The term “competitive” is associated with price reduction, but originally, competitiveness meant challenging existing paradigms. Centers of excellence and competitiveness were not created to make things cheap; quite the contrary. Unfortunately, most fall prey to cost-cutting and disguise it as efficiency.
This efficiency is a trap because reducing costs often leads to cutting wages. For instance, Walmart’s U.S. retail workers frequently protest their low wages; after the 2008 crisis, the income of families in their socioeconomic group fell nearly 20%.
This strategy can also lead to disasters. The cost-cutting policy during the development of Boeing 737MAX made the plane less safe and, according to investigators, contributed to Lion Air flight 610’s (2018) and Ethiopian Airlines flight 302’s (2019) accidents.
According to a U.S. government report, the 2010 explosion of the Deepwater Horizon oil rig in the Gulf of Mexico—and the subsequent largest oil spill in history—had cost-cutting as one of its causes.
Thinking About Innovation
Focusing on innovation is a challenging strategy because basing business leadership on this concept requires the extra effort of dedicating—and paying for—time to think.
Innovation-focused companies can absorb additional costs. In its U.S. market conquest strategy, Mexican beer Corona positioned itself with the highest price in the market, directly competing with Heineken, the leading imported beer brand.
Corona could sustain this high-cost structure because it prioritized consistent taste and quality, bottling all its U.S. production in a single Mexico City plant.
However, according to recent research, investment in research—which discovers new things and directs science towards disruptive knowledge—has plummeted over the past 40 years.
Advantages of Innovation
Innovation allows increasing product sophistication and value, leading to higher prices. A high price is, in reality, a right earned by innovative companies.
Benefits of Innovation
- Focus on high-value market segments. In New Zealand, small Fonterra-dependent dairy cooperatives have developed niche, highly specialized, and unique products due to a clear industrial policy aiming to increase dairy sector value and sophistication.
- Deepen the science behind the business. Research and development are costly for companies. For example, the Inter-American Development Bank includes in its strategy the promotion of research center creation. The goal is for these centers—dependent on universities and governments—to generate high-value knowledge in technological innovation production.
- Expand into other products and industries. A company’s base isn’t its products (which become obsolete) but the knowledge behind them. For example, copper use in industrial food processing, air filters, or antibacterial properties in textiles.

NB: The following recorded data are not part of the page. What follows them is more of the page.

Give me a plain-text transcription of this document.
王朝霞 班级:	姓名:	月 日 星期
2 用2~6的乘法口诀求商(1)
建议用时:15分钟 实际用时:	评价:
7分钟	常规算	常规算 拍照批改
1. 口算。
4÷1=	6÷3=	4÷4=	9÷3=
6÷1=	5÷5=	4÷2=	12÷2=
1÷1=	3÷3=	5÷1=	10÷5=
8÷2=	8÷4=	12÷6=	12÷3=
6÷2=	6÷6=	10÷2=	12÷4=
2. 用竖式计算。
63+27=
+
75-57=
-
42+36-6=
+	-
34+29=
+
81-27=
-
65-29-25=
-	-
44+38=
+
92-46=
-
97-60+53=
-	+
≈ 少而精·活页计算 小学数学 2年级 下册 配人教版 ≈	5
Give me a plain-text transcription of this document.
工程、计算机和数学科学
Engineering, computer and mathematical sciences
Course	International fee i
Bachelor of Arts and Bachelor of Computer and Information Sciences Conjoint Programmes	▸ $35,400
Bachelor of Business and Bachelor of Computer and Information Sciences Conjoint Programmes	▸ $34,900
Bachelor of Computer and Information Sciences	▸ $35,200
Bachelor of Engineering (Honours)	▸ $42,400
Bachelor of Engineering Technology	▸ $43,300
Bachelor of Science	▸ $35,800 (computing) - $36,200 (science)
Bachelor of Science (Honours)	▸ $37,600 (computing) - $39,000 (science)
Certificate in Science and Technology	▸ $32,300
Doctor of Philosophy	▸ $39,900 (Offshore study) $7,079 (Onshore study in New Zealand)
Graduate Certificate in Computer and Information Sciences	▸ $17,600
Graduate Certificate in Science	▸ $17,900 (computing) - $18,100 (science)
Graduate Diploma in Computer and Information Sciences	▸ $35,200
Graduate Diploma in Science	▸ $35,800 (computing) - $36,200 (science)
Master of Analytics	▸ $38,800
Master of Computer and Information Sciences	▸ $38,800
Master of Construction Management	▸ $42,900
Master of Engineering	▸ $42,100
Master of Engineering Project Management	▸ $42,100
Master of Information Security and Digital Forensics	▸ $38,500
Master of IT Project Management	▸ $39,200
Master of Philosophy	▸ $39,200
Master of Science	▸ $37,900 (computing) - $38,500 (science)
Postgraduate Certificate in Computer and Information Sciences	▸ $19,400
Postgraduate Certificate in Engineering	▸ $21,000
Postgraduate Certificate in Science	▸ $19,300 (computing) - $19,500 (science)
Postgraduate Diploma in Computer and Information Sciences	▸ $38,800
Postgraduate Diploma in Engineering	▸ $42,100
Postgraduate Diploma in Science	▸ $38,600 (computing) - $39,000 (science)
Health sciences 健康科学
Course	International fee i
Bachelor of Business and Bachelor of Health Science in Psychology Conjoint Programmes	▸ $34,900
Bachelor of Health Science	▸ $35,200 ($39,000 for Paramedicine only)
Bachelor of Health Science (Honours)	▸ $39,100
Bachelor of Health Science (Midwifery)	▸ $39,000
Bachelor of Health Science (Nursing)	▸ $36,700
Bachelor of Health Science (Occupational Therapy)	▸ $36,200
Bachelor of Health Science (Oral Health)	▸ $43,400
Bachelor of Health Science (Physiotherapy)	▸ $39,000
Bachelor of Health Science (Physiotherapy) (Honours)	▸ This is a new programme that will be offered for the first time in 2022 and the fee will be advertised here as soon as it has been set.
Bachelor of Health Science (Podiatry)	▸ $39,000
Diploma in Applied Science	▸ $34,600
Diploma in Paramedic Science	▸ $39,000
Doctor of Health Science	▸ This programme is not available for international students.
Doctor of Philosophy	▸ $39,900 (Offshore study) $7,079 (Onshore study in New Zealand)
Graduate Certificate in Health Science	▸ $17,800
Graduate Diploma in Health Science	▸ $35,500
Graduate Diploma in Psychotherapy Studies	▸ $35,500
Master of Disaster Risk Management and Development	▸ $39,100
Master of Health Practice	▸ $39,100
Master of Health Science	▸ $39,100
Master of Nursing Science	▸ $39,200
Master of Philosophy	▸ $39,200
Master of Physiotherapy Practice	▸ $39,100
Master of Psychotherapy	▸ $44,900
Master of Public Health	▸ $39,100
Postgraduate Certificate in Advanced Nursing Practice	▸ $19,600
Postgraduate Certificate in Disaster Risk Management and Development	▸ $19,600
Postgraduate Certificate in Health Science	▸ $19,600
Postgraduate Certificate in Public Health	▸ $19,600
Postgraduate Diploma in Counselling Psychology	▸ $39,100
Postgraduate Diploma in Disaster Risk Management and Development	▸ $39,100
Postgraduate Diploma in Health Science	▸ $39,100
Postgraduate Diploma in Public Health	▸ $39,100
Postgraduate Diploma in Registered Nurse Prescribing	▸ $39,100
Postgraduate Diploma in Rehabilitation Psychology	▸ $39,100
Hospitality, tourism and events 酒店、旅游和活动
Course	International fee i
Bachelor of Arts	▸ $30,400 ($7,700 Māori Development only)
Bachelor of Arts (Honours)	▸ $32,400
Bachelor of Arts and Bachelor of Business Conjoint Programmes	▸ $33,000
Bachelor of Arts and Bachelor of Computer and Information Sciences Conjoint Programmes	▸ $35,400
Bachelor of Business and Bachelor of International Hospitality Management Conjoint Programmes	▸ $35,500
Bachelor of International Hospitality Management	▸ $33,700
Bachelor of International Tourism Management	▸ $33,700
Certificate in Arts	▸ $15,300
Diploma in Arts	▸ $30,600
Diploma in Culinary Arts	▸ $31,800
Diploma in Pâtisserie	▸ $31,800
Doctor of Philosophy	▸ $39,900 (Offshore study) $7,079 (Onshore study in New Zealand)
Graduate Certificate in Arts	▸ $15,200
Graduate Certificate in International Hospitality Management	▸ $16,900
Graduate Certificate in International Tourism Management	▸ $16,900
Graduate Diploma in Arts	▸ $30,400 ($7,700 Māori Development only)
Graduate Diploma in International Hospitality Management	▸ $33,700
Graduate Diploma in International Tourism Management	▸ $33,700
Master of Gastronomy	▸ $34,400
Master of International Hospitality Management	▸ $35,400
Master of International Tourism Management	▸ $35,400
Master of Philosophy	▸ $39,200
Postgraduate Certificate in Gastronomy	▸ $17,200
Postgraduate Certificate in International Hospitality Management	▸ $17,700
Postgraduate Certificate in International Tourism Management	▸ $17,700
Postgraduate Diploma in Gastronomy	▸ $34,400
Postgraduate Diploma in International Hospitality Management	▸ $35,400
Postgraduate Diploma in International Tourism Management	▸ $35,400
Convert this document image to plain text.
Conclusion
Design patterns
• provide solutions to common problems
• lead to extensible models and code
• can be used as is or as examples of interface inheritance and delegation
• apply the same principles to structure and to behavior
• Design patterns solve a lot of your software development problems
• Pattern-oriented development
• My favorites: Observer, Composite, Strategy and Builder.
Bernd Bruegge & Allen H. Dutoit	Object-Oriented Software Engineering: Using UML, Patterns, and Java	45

- Orchestrate public-private cooperation through a robust industrial policy design. For example, the Basque government coordinates interaction between public and private actors to foster innovation in the region.
- Seek ideas from leading locations. Specific knowledge is crucial for organizational innovation. For example, exchanges with foreign universities have helped transform and improve New Zealand’s dairy industry.
Innovation and Specialization
The U.S. government’s universal tariff imposition has attacked economic globalization and multilateralism, forcing a rethink of market competition strategies. Companies focusing on low production costs won’t be able to absorb tariffs.
A high price is, in reality, a right earned by innovative companies. Promoting economic development through innovation and specialization, increasing product value and giving producers a unique selling point, should help mitigate risks caused by this economic warfare.